Утоли моя печали - Васильев Борис Львович. Страница 35

Так торжественно и благостно звучало описание коронации в журналах и газетах того времени. Но в дневниках и письмах свидетели были куда откровеннее:

«…Корона царя так была велика, что ему приходилось ее поддерживать, чтобы она совсем не свалилась…»

«…Бледный, утомленный, с большой императорской короной, нахлобученной до ушей, придавленный тяжелой парчовой, подбитой горностаем, неуклюжею порфирою, Николай Второй казался не величавым императором всея Руси, не центром грандиозной процессии, состоявшей из бесчисленных представителей всевозможных учреждений, классов, сословий, народностей громадного государства, а жалким провинциальным актером в роли императора…»

3

Надя и Феничка бегали посмотреть если не на коронацию, то хотя бы на коронационную суету Москвы. Народу оказалось много, протолкались весь день, устали, но с Ваней Каляевым так нигде и не встретились. Ни случайно, ни нарочно.

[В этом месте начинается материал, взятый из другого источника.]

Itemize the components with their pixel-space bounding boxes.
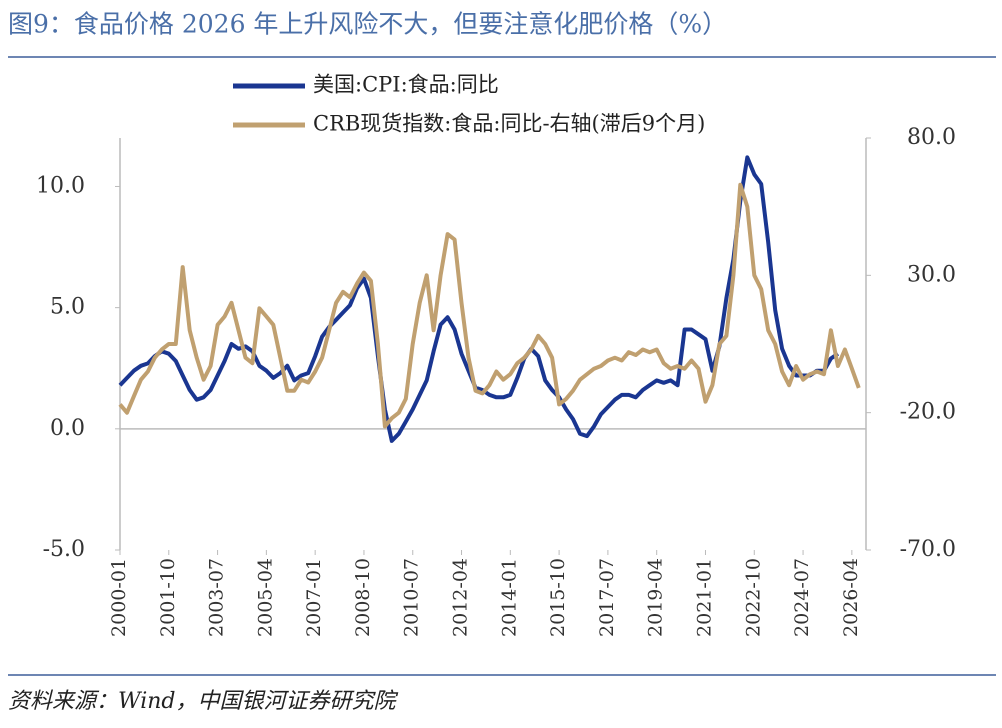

Вечером Роман Трифонович вывез семейство полюбоваться иллюминацией. На отличной паре вороных – сначала по центру города, где парные экипажи пропускали беспрепятственно, а затем и на Воробьевы горы, откуда залитая огнями Москва была как на ладони. И они радостно узнавали знакомые очертания церквей, башен и ворот.

– Первопрестольной любуетесь?

Гора с горой не сходится, но с Василием Ивановичем Немировичем-Данченко в тот вечер пути сошлись. И Хомяков весьма этому случаю обрадовался, поскольку гостей из гордости не приглашал, а Николай и ставший уже почти своим Викентий Корнелиевич отсутствовали по делам служебным.

– Ужинаем у нас, Василий Иванович. Отказов не принимаю.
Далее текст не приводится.